The day we met, a Friday, we sat in her home in a wooded Nashville suburb and looked at old photographs and talked about the changing city of Nashville–the changing South! And how many things have remained the same in some ways–good things like kindness, neighborly attitudes, even towards “outsiders” and “newcomers” to the city such as she once was.

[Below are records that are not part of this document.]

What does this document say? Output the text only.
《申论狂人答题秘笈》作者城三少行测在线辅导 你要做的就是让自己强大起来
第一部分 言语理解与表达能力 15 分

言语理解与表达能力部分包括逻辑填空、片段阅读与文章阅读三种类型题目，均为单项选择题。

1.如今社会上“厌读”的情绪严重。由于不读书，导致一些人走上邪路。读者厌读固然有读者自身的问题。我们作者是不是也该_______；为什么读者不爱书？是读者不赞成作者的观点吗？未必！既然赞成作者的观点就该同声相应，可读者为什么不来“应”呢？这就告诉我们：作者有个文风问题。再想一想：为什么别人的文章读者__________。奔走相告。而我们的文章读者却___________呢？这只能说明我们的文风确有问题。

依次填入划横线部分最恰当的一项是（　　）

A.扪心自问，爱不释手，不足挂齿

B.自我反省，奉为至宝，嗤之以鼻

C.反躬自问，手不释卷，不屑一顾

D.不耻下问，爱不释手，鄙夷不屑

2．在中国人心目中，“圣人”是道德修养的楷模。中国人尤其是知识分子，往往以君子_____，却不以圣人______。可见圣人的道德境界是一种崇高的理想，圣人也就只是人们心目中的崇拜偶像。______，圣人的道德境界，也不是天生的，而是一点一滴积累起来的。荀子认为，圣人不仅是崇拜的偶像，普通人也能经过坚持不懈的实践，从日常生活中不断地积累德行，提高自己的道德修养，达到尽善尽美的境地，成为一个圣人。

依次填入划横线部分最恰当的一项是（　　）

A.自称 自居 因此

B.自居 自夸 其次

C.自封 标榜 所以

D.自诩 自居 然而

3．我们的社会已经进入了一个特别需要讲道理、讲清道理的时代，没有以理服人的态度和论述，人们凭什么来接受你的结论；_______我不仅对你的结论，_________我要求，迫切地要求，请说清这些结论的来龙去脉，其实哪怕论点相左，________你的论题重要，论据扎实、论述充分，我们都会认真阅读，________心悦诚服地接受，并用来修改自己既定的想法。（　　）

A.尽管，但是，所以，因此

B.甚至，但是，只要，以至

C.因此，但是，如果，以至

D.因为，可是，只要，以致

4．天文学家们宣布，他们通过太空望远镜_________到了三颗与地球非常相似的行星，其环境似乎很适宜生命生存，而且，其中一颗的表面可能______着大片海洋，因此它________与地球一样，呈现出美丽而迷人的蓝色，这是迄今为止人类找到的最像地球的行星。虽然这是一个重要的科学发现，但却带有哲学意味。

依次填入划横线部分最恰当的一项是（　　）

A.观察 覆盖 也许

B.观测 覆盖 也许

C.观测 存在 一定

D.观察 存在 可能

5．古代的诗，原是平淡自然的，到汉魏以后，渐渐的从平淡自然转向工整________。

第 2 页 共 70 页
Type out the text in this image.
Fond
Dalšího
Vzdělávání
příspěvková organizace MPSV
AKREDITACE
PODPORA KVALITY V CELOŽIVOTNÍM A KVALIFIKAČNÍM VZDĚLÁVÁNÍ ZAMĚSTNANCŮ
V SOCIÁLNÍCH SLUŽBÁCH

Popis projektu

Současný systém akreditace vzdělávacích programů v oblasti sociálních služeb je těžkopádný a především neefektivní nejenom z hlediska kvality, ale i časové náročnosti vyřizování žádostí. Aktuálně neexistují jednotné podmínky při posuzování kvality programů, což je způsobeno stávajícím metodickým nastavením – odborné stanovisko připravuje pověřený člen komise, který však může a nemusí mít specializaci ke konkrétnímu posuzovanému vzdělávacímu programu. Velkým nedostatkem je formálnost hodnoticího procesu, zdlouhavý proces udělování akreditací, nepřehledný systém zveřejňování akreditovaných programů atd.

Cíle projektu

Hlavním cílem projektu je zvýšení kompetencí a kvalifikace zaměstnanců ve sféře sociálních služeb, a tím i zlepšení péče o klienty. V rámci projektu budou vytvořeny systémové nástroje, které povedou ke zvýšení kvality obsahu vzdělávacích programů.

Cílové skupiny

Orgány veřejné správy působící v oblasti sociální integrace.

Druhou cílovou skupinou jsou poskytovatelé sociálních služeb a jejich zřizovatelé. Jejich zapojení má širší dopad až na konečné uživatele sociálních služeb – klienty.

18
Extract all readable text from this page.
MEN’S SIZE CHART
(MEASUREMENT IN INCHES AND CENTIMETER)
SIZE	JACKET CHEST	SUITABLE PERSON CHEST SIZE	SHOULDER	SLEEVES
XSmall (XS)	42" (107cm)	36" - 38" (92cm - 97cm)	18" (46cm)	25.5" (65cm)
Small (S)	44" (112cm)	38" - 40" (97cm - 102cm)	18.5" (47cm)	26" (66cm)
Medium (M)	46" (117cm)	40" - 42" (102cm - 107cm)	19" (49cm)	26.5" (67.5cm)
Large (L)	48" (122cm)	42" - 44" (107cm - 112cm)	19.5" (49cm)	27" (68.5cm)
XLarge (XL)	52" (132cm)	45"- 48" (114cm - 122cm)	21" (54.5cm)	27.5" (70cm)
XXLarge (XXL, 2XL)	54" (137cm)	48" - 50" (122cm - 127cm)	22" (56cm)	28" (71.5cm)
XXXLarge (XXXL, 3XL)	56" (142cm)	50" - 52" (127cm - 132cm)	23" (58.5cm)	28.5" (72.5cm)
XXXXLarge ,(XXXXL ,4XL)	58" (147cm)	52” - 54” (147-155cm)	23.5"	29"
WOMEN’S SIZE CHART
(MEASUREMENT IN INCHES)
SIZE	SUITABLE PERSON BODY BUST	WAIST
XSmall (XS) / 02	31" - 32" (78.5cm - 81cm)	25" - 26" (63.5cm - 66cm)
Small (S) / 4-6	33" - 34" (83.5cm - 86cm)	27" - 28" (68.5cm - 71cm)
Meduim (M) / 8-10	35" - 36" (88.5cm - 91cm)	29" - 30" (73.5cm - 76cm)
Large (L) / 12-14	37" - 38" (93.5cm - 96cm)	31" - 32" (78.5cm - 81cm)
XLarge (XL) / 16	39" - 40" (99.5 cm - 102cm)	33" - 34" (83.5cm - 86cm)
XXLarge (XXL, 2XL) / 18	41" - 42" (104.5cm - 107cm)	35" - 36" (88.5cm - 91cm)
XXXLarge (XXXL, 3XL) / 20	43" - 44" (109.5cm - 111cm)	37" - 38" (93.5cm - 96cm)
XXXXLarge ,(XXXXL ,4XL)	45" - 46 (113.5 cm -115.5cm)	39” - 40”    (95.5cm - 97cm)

Nancy showed us photographs of a little pentecostal church in west Nashville, a neighborhood now called “The Nations,” and told us what a wonderful congregation it was so many years ago when she photographed them. She said that little place had “a good spirit” and seemed to say something about the heart of old Nashville. She wondered if the church was still there, especially with the explosive growth those particular neighborhoods have experienced in the rapid growth of the city.

The next morning, Saturday, I received a phone call from Nancy early in the morning.

“I looked it up and the church is still there,” she said. “And they are having a yard sale this morning! I just thought you might want to know and have a visit.”

I grabbed my gear and went. And there it was, the old Nashville living and breathing kindly among the shiny new.

BELOW: SEE THE PHOTO ESSAY OF THE SATURDAY WE SPENT WITH THE FRIENDSHIP PENTECOSTAL CHURCH IN THE NATIONS

Members of Friendship Pentecostal Church greet one another on the side porch of the church where they set up their yard sale and have a little fun with the merchandise .

While they wait for customers some members have a Bible study in the recreation hall.

They find the book of photographs they were featured in years ago after photojournalist Nancy Rhoda did a photo story on their church. They open it to the pages showing their photos and they share the story with a younger generation.

Sister Sally, right, has been with the church from its humble beginnings. After the yard sale they have “church” and Sally and the church sing.

At the end of the day the church has set up a surprise for Sister Sally to celebrate her 80th birthday.